Мартин хотел было опять притянуть ее к себе, но побоялся, не слишком ли он жадничает, и лишь чуть напряглась рука. Но тут же он почувствовал, как Руфь подалась навстречу, и вот она уже опять в его объятиях и опять слились их губы.
— Что скажут мои родные? — вдруг в тревоге спросила Руфь в одну из тех минут, когда Мартин отпускал ее.
— Не знаю. Стоит захотеть, и мы в любую минуту это узнаем.
— А если мама против? Я просто боюсь ей говорить.
— Давай я скажу, — храбро вызвался Мартин. — По-моему, твоей матери я не по вкусу, но я уж сумею завоевать ее симпатию. Тот, кто сумел завоевать тебя, завоюет кого угодно. А если нам это не удастся…
— Да?
— Что ж, у тебя буду я, а у меня— ты. Но я думаю, миссис Морз согласится на наш брак, отказ нам не грозит. Она слишком тебя любит.
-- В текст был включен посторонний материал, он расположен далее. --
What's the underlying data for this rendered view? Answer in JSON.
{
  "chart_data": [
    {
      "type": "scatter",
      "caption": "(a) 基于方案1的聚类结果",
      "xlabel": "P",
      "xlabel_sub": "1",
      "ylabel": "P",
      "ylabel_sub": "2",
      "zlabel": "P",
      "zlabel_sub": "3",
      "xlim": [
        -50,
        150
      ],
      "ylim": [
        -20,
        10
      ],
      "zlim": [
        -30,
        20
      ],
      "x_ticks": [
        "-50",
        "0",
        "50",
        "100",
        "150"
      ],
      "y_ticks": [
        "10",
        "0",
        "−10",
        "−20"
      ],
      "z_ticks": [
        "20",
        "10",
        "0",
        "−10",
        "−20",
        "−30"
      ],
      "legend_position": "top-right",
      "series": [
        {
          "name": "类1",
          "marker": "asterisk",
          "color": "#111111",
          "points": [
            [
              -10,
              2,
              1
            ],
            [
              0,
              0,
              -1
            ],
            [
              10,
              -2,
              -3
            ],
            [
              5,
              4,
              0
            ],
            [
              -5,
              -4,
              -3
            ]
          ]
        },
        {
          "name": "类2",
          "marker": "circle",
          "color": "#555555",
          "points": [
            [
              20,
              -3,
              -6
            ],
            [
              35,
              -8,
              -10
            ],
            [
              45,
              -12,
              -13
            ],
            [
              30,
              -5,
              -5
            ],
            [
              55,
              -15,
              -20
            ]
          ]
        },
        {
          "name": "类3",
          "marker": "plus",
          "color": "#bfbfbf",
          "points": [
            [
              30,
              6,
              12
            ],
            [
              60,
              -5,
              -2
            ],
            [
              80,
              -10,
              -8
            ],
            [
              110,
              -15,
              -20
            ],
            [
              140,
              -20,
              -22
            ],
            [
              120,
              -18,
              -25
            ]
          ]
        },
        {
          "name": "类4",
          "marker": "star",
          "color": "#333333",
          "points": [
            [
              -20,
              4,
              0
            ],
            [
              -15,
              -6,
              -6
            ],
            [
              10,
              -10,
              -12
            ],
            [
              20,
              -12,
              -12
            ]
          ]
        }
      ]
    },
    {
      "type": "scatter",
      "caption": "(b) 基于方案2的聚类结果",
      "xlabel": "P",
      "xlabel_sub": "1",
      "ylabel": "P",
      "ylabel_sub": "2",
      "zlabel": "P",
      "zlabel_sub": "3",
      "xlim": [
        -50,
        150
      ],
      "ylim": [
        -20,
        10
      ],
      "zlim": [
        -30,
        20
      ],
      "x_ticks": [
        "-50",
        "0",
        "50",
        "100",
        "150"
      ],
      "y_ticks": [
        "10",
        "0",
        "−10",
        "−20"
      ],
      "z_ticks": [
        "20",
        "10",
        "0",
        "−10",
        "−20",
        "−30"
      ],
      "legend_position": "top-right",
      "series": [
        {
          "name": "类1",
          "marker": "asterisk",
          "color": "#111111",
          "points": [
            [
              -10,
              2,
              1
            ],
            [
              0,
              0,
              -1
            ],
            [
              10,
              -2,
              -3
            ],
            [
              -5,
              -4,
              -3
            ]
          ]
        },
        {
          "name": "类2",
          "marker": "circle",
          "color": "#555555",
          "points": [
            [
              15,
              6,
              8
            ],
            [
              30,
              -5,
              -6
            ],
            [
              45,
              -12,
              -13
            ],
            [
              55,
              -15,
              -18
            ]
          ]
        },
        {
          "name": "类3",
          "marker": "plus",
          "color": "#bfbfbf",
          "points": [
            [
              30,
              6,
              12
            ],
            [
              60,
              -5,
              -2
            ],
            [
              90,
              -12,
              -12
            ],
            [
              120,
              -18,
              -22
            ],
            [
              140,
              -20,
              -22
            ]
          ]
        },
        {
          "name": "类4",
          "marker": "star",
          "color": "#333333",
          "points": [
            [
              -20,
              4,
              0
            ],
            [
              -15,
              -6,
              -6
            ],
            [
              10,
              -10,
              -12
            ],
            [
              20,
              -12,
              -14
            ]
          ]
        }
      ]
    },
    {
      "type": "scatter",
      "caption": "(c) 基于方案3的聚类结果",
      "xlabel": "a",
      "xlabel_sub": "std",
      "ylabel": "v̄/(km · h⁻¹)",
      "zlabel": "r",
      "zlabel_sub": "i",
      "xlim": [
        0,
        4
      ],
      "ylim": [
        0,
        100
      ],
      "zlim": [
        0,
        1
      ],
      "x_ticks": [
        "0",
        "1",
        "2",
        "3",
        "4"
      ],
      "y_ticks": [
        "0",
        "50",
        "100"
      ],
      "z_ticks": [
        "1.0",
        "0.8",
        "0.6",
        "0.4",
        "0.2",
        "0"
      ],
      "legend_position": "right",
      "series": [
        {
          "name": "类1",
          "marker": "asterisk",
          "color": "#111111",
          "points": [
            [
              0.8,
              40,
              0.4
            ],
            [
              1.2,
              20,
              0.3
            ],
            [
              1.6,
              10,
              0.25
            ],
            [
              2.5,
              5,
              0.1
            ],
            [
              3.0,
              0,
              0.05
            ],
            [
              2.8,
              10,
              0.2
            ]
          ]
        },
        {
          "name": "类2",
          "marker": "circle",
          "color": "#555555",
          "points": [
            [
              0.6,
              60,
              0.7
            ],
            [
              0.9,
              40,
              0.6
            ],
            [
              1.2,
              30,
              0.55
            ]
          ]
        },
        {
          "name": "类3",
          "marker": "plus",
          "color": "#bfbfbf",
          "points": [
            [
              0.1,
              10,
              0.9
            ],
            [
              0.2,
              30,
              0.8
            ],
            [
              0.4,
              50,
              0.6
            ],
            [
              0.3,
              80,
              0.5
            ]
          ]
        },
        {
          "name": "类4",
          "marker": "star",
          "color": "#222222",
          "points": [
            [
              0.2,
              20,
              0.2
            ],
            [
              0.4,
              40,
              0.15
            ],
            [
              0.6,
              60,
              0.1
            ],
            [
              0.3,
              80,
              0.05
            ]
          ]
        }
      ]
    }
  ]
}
— Я не хотела бы разбить ей сердце, — задумчиво сказала Руфь.
Он готов был заверить ее, что материнское сердце разбить не так-то легко, но сказал другое:
— А любовь превыше всего.
— Знаешь, Мартин, иногда ты меня пугаешь. Вот и сейчас я думаю, какой ты теперь, какой был прежде, и мне страшно. Ты должен быть со мной очень, очень добрым. В конце концов, не забудь, я еще девчонка. Я никогда еще не любила.
— Я тоже. Оба мы — дети. И нам выпало редкое счастье, мы оба полюбили впервые — и не кого-нибудь, а друг друга.
— Но этого не может быть! — горячо воскликнула Руфь и порывисто высвободилась из объятии Мартина. — С тобой этого не может быть. Ты был матросом, а говорят, матросы… матросы…
Она осеклась, не договорила.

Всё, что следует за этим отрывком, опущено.